Monday, December 29, 2008

Child Support Contempt Notice Requirement


In an supplemental opinion on rehearing, the Texas Supreme Court ruled on Dec. 19, 2008 that entitlement to notice of intent to revoke suspension of commitment in contempt case is required. In Texas, an obligor can be found in contempt for failure to pay child support. In the Zandi case, the respondent was originally found in contempt but that such order was suspended, then revoked in a compliance hearing without a second notice.

The facts of the case were as follows:

The trial court held relator Reza Zandi in contempt for 23 violations of a child support order, assessed criminal punishment of 175 days per violation to run concurrently, and ordered civil commitment until he paid $90,447.14 arrearage plus interest. But the court suspended the commitment on four conditions: that Zandi (1) pay Kathleen Marie Richardson, the mother of their two children a lump sum of $25,000, (2) make monthly payments of $1,091.29 on the arrearage, (3) continue monthly child support payments of $1,627.00, and (4) appear in court every six months “for review and status hearing.” In the first status hearing, Richardson moved to revoke Zandi’s commitment suspension because he had paid only $700 in current child support for the six months since the contempt order. Zandi objected that Richardson had not filed a written motion to revoke suspension. The court nevertheless revoked suspension. The court of appeals denied Zandi’s petition for habeas corpus. The Texas Supreme Court, ordered Zandi released on a $500 bond.
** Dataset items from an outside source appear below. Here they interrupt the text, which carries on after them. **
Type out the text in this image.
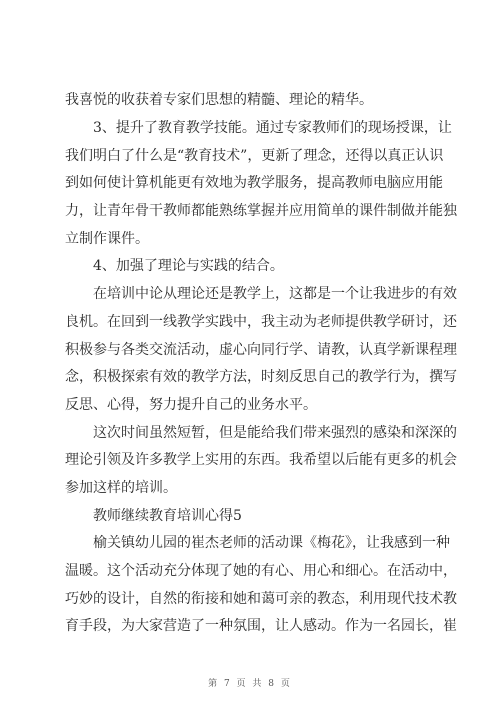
我喜悦的收获着专家们思想的精髓、理论的精华。
3、提升了教育教学技能。通过专家教师们的现场授课，让
我们明白了什么是“教育技术”，更新了理念，还得以真正认识
到如何使计算机能更有效地为教学服务，提高教师电脑应用能
力，让青年骨干教师都能熟练掌握并应用简单的课件制做并能独
立制作课件。
4、加强了理论与实践的结合。
在培训中论从理论还是教学上，这都是一个让我进步的有效
良机。在回到一线教学实践中，我主动为老师提供教学研讨，还
积极参与各类交流活动，虚心向同行学、请教，认真学新课程理
念，积极探索有效的教学方法，时刻反思自己的教学行为，撰写
反思、心得，努力提升自己的业务水平。
这次时间虽然短暂，但是能给我们带来强烈的感染和深深的
理论引领及许多教学上实用的东西。我希望以后能有更多的机会
参加这样的培训。
教师继续教育培训心得5
榆关镇幼儿园的崔杰老师的活动课《梅花》，让我感到一种
温暖。这个活动充分体现了她的有心、用心和细心。在活动中，
巧妙的设计，自然的衔接和她和蔼可亲的教态，利用现代技术教
育手段，为大家营造了一种氛围，让人感动。作为一名园长，崔
第 7 页 共 8 页
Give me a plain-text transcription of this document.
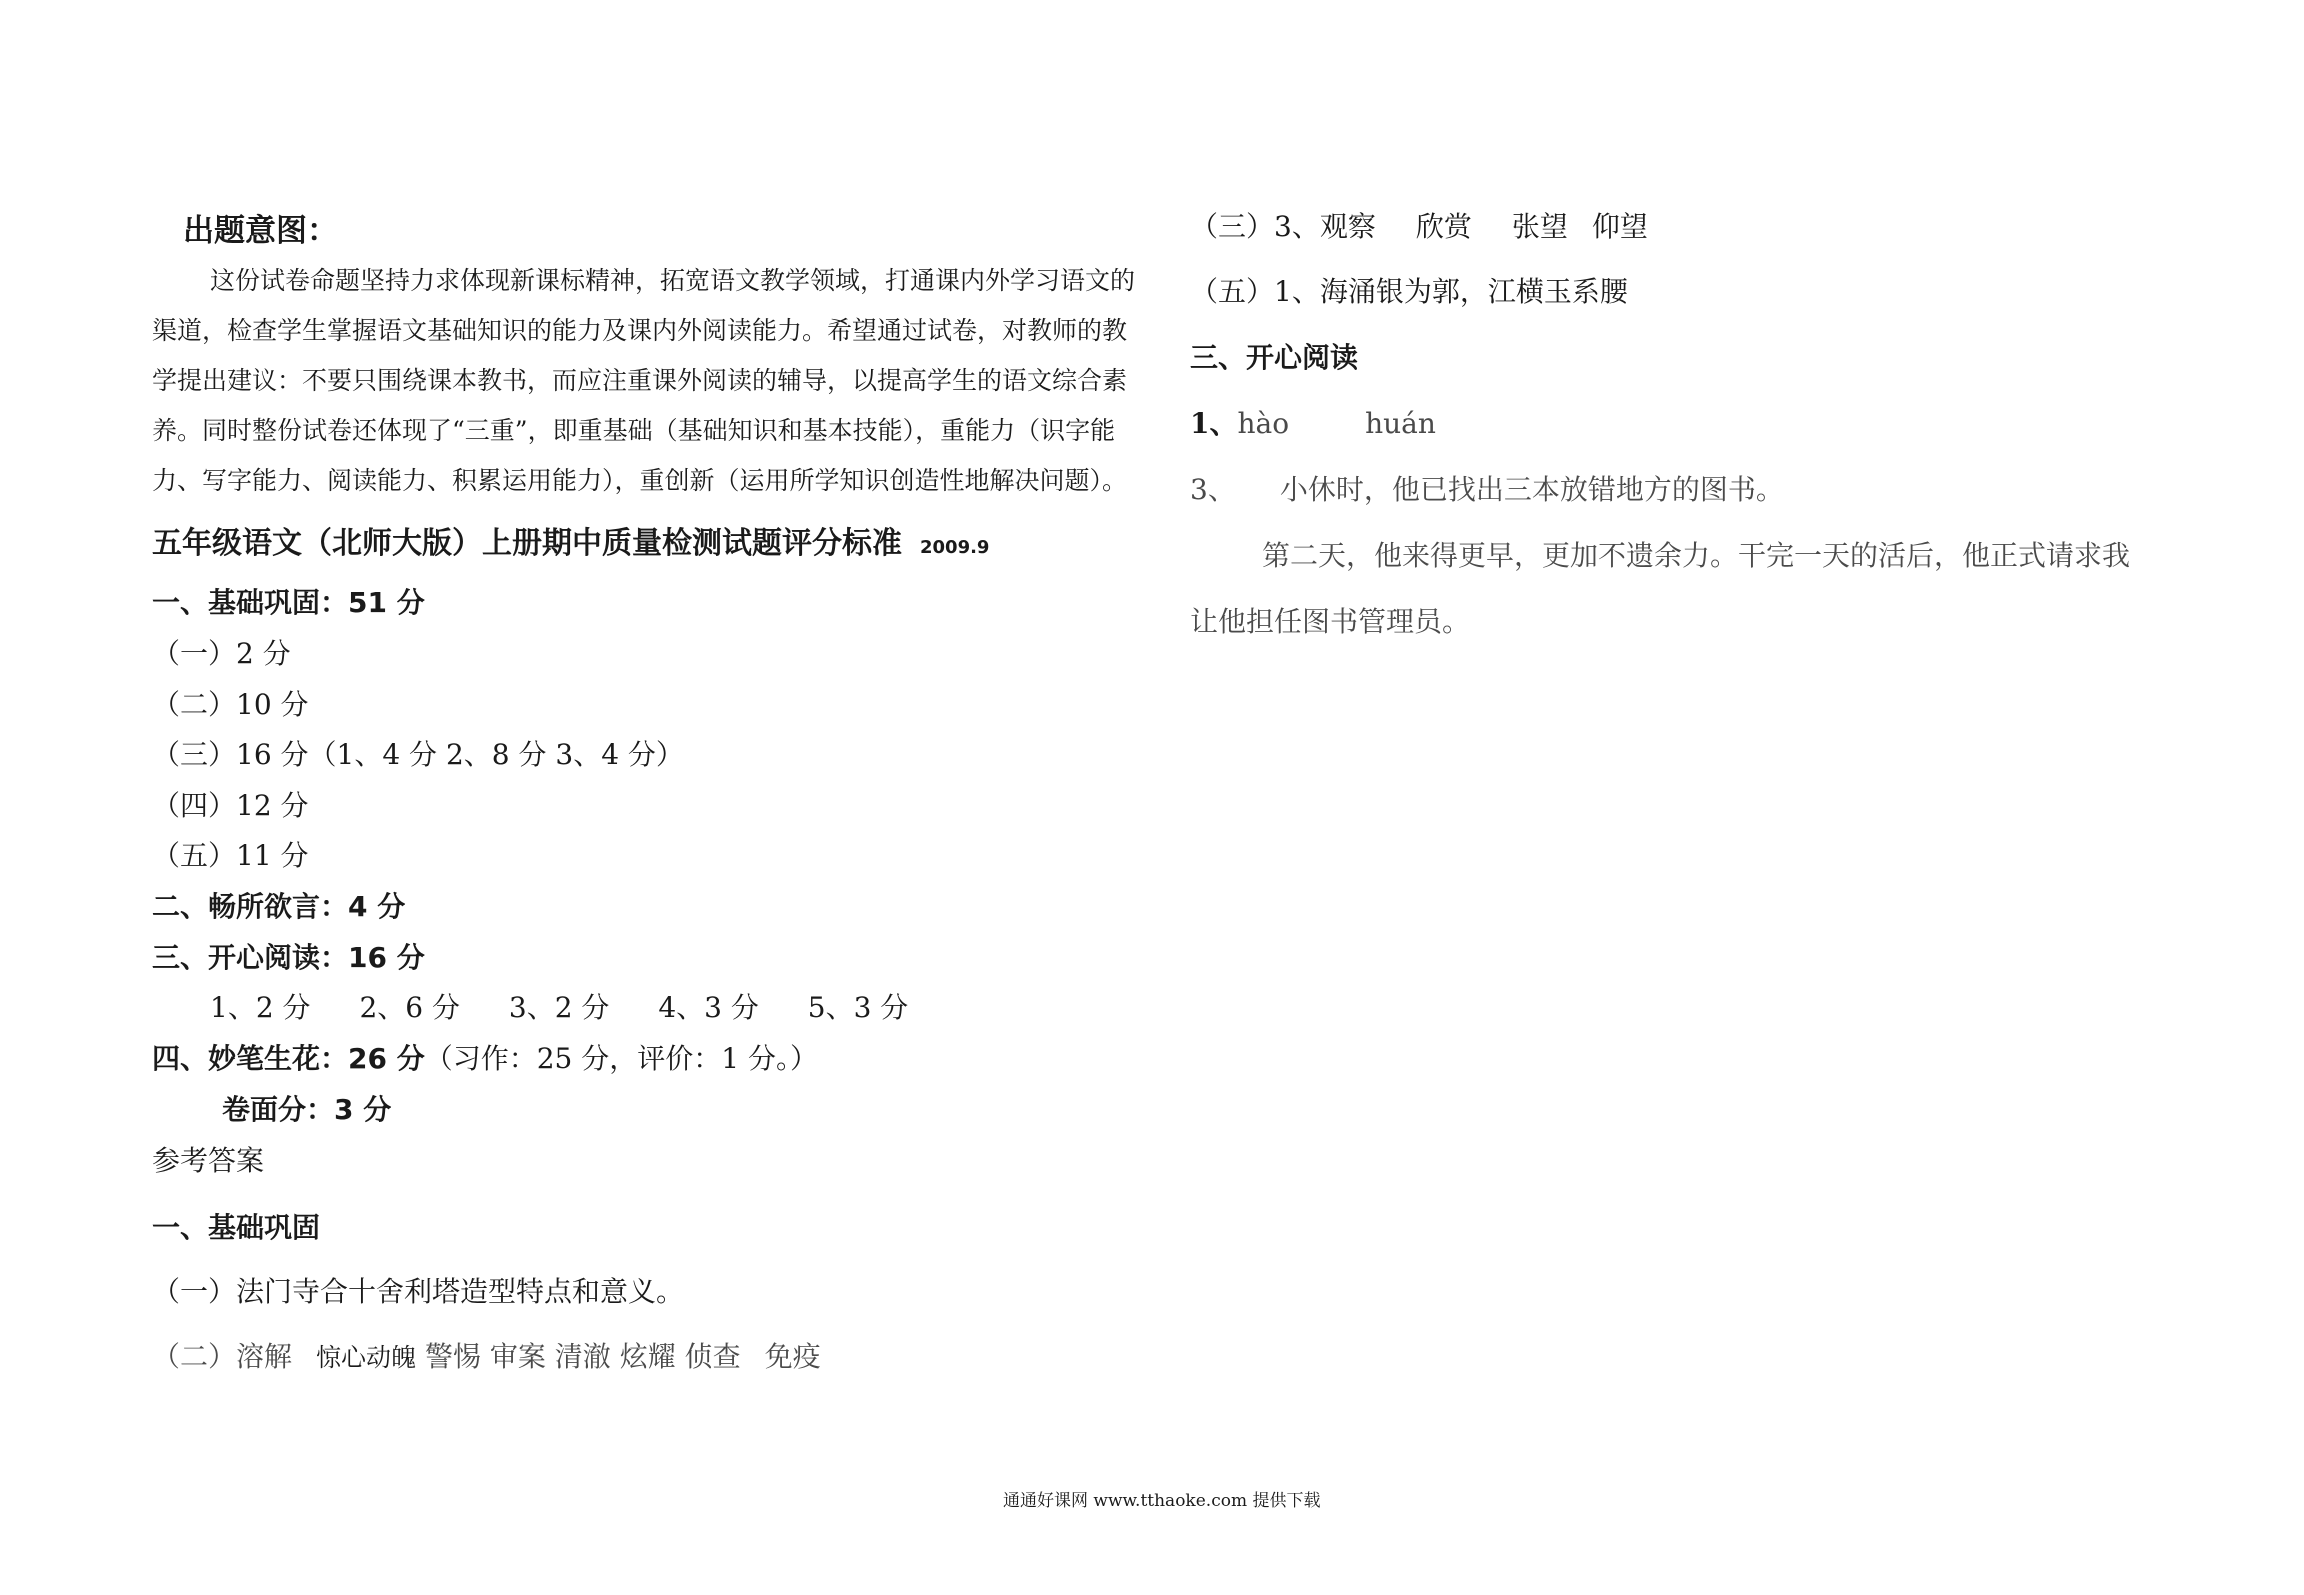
出题意图：
这份试卷命题坚持力求体现新课标精神，拓宽语文教学领域，打通课内外学习语文的渠道，检查学生掌握语文基础知识的能力及课内外阅读能力。希望通过试卷，对教师的教学提出建议：不要只围绕课本教书，而应注重课外阅读的辅导，以提高学生的语文综合素养。同时整份试卷还体现了“三重”，即重基础（基础知识和基本技能），重能力（识字能力、写字能力、阅读能力、积累运用能力），重创新（运用所学知识创造性地解决问题）。
五年级语文（北师大版）上册期中质量检测试题评分标准 2009.9
一、基础巩固：51 分
（一）2 分
（二）10 分
（三）16 分（1、4 分 2、8 分 3、4 分）
（四）12 分
（五）11 分
二、畅所欲言：4 分
三、开心阅读：16 分
1、2 分 2、6 分 3、2 分 4、3 分 5、3 分
四、妙笔生花：26 分（习作：25 分，评价：1 分。）
卷面分：3 分
参考答案
一、基础巩固
（一）法门寺合十舍利塔造型特点和意义。
（二）溶解 惊心动魄 警惕 审案 清澈 炫耀 侦查 免疫
（三）3、观察 欣赏 张望 仰望
（五）1、海涌银为郭，江横玉系腰
三、开心阅读
1、hào	huán
3、 小休时，他已找出三本放错地方的图书。
第二天，他来得更早，更加不遗余力。干完一天的活后，他正式请求我
让他担任图书管理员。
通通好课网 www.tthaoke.com 提供下载
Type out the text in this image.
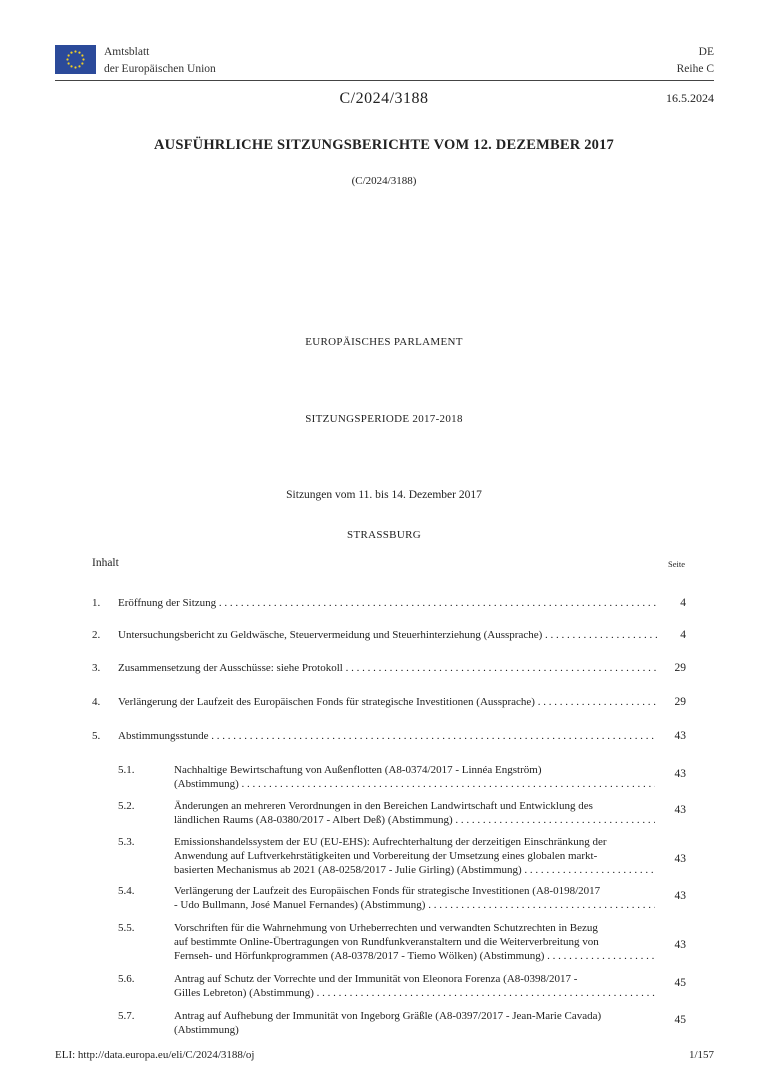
Amtsblatt
der Europäischen Union
DE
Reihe C
C/2024/3188	16.5.2024
AUSFÜHRLICHE SITZUNGSBERICHTE VOM 12. DEZEMBER 2017
(C/2024/3188)
EUROPÄISCHES PARLAMENT
SITZUNGSPERIODE 2017-2018
Sitzungen vom 11. bis 14. Dezember 2017
STRASSBURG
Inhalt	Seite
1. Eröffnung der Sitzung . . .	4
2. Untersuchungsbericht zu Geldwäsche, Steuervermeidung und Steuerhinterziehung (Aussprache) . . .	4
3. Zusammensetzung der Ausschüsse: siehe Protokoll . . .	29
4. Verlängerung der Laufzeit des Europäischen Fonds für strategische Investitionen (Aussprache) . . .	29
5. Abstimmungsstunde . . .	43
5.1.	Nachhaltige Bewirtschaftung von Außenflotten (A8-0374/2017 - Linnéa Engström)
(Abstimmung) . . .
43
5.2.	Änderungen an mehreren Verordnungen in den Bereichen Landwirtschaft und Entwicklung des
ländlichen Raums (A8-0380/2017 - Albert Deß) (Abstimmung) . . .
43
5.3.	Emissionshandelssystem der EU (EU-EHS): Aufrechterhaltung der derzeitigen Einschränkung der
Anwendung auf Luftverkehrstätigkeiten und Vorbereitung der Umsetzung eines globalen markt-
basierten Mechanismus ab 2021 (A8-0258/2017 - Julie Girling) (Abstimmung) . . .
43
5.4.	Verlängerung der Laufzeit des Europäischen Fonds für strategische Investitionen (A8-0198/2017
- Udo Bullmann, José Manuel Fernandes) (Abstimmung) . . .
43
5.5.	Vorschriften für die Wahrnehmung von Urheberrechten und verwandten Schutzrechten in Bezug
auf bestimmte Online-Übertragungen von Rundfunkveranstaltern und die Weiterverbreitung von
Fernseh- und Hörfunkprogrammen (A8-0378/2017 - Tiemo Wölken) (Abstimmung) . . .
43
5.6.	Antrag auf Schutz der Vorrechte und der Immunität von Eleonora Forenza (A8-0398/2017 -
Gilles Lebreton) (Abstimmung) . . .
45
5.7.	Antrag auf Aufhebung der Immunität von Ingeborg Gräßle (A8-0397/2017 - Jean-Marie Cavada)
(Abstimmung)
45
ELI: http://data.europa.eu/eli/C/2024/3188/oj	1/157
In its ruling, the Texas Supreme Court reasoned that the purpose of notice is to apprise the respondent of the allegations he faces and provide him time to prepare to respond. In other words, if the respondent appears at the compliance (status) hearing and the movant alleges noncompliance and requests revocation, the trial court must conduct a subsequent or second hearing. The trial court cannot revoke the suspension of commitment or impose sentence without affording the respondent a subsequent hearing, thereby satisfying the due process “hearing” requirement.